Nowadays, for many applications, the performance requirements of a DNN model deployed on a given hardware platform are not static but evolving dynamically as its operating conditions and environment change. RADYAL studies original interdisciplinary approaches that allow DNN models to be dynamically configurable at run-time on a given reconfigurable hardware accelerator architecture, depending on the external environment, following an approach based on feedback loops and control theory.
In recent years, attacks exploiting optimization mechanisms have appeared. Exploiting, for example, flaws in cache memories, performance counters or speculation units, they call into question the safety and security of processors and the industrial systems that use them. SEC-V studies original interdisciplinary approaches that rely on RISC-V open-hardware architectures and CISC paradigm to prodive runtime flexibility and adaptability. The originality of the approach lies in the integration of a dynamic code transformation unit covering 4 of the 5 NIST functions of cybersecurity, notably via monitoring (identify, detect), obfuscation (protect), and dynamic adaptation (react). This dynamic management paves the way for on-line optimizations to improve the security and safety of the microarchitecture, without reworking either the software or the chip architecture.

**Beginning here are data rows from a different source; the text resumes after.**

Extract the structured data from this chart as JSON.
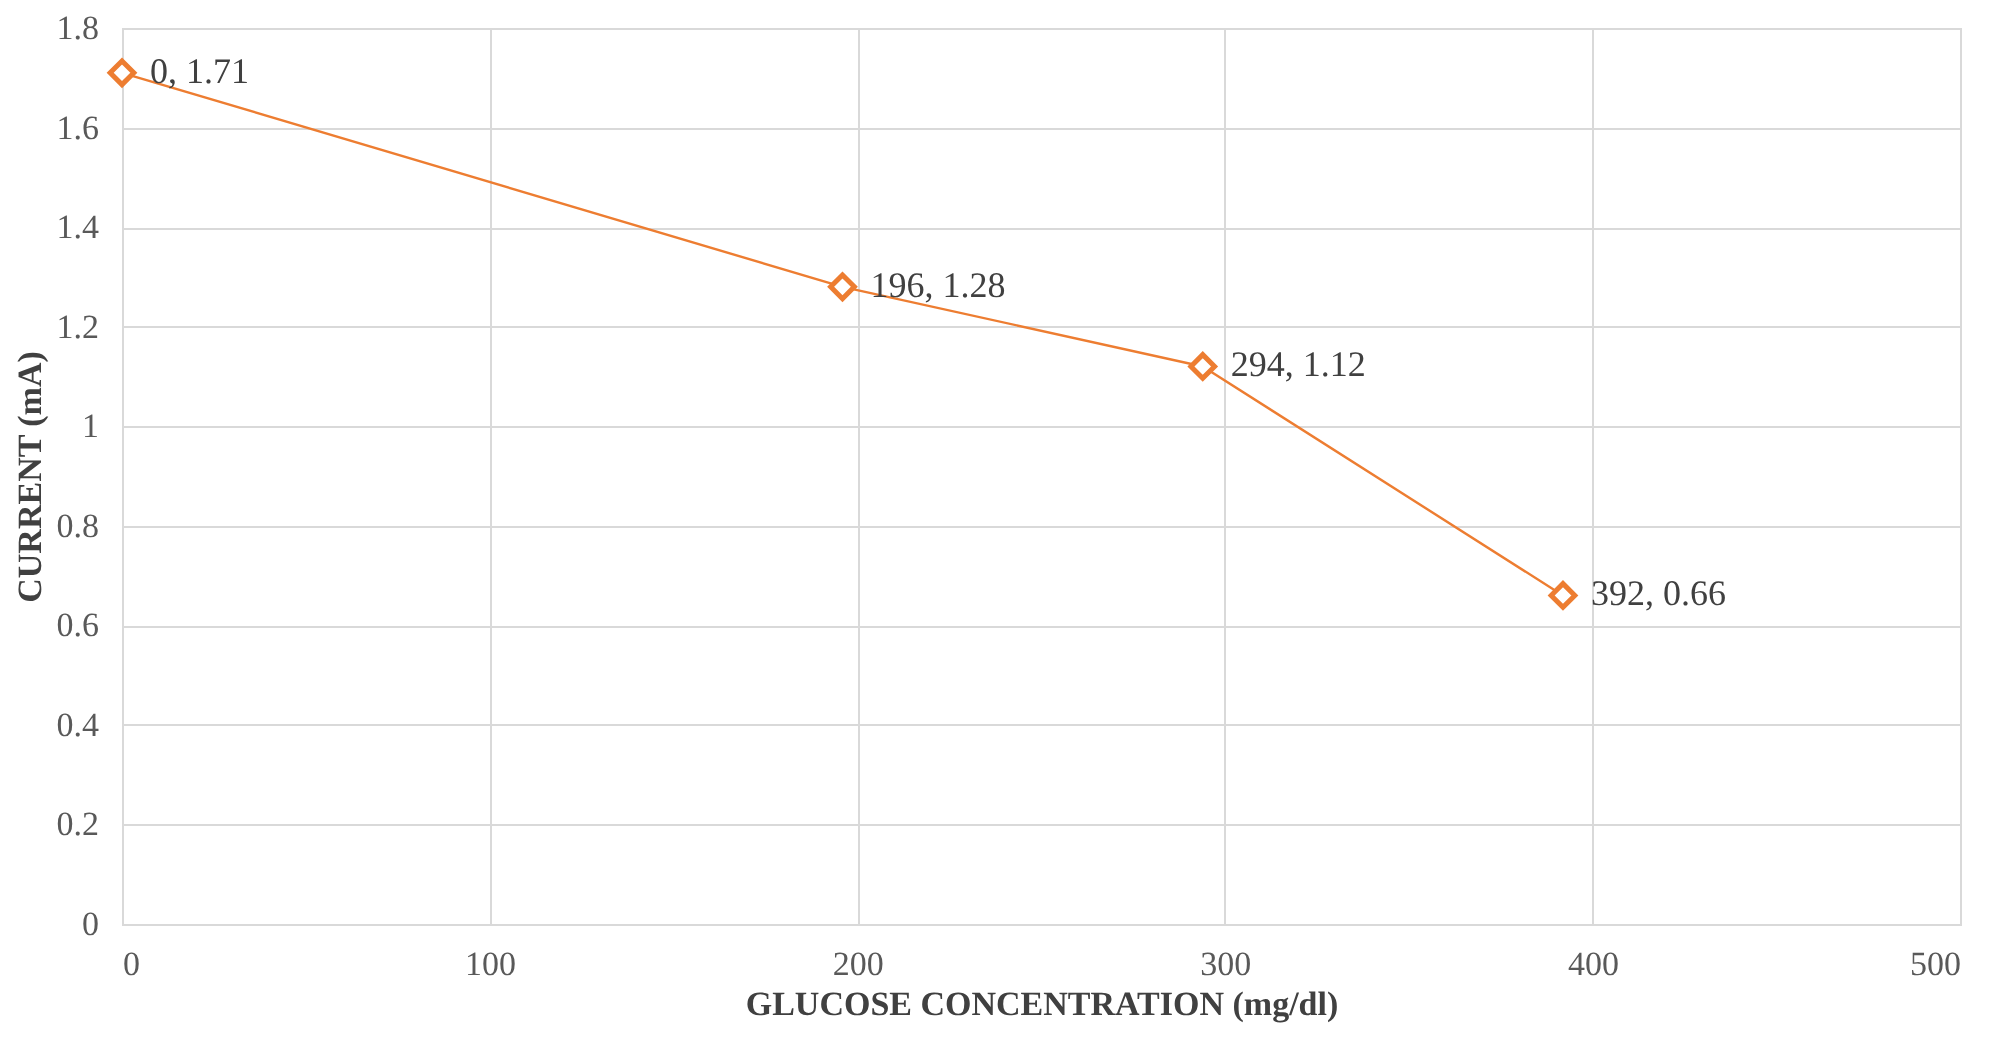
{
  "chart_data": {
    "type": "line",
    "xlabel": "GLUCOSE CONCENTRATION (mg/dl)",
    "ylabel": "CURRENT (mA)",
    "x": [
      0,
      196,
      294,
      392
    ],
    "series": [
      {
        "color": "#ed7d31",
        "values": [
          1.71,
          1.28,
          1.12,
          0.66
        ],
        "value_labels": [
          "0, 1.71",
          "196, 1.28",
          "294, 1.12",
          "392, 0.66"
        ]
      }
    ],
    "xlim": [
      0,
      500
    ],
    "xticks": [
      0,
      100,
      200,
      300,
      400,
      500
    ],
    "ylim": [
      0,
      1.8
    ],
    "yticks": [
      0,
      0.2,
      0.4,
      0.6,
      0.8,
      1,
      1.2,
      1.4,
      1.6,
      1.8
    ],
    "grid": true,
    "marker": "diamond",
    "line_style": "solid"
  }
}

As part of a collaboration between multiple institutes and universities (Inria Rennes, the Federal University of Rio Grande do Sul, and the University of Trento), we helped develop a demonstration showcasing radiation-induced faults' impacts on Deep Neural Networks (DNNs) at the ChipIr Facility in the Rutherford Appleton Laboratory, located in Didcot, UK. The demonstration consists of an NVIDIA Jetson Orin board running a DNN and performing semantic segmentation on a self-driving car video of London. A large red button is placed to simulate a radiation-induced fault occurring during the DNN execution. Users can see in real-time how an unprotected DNN could affect the reliability of an autonomous car by just pushing the red button. This platform is used for demonstrations to high school and college students from the Oxford region while visiting the facility.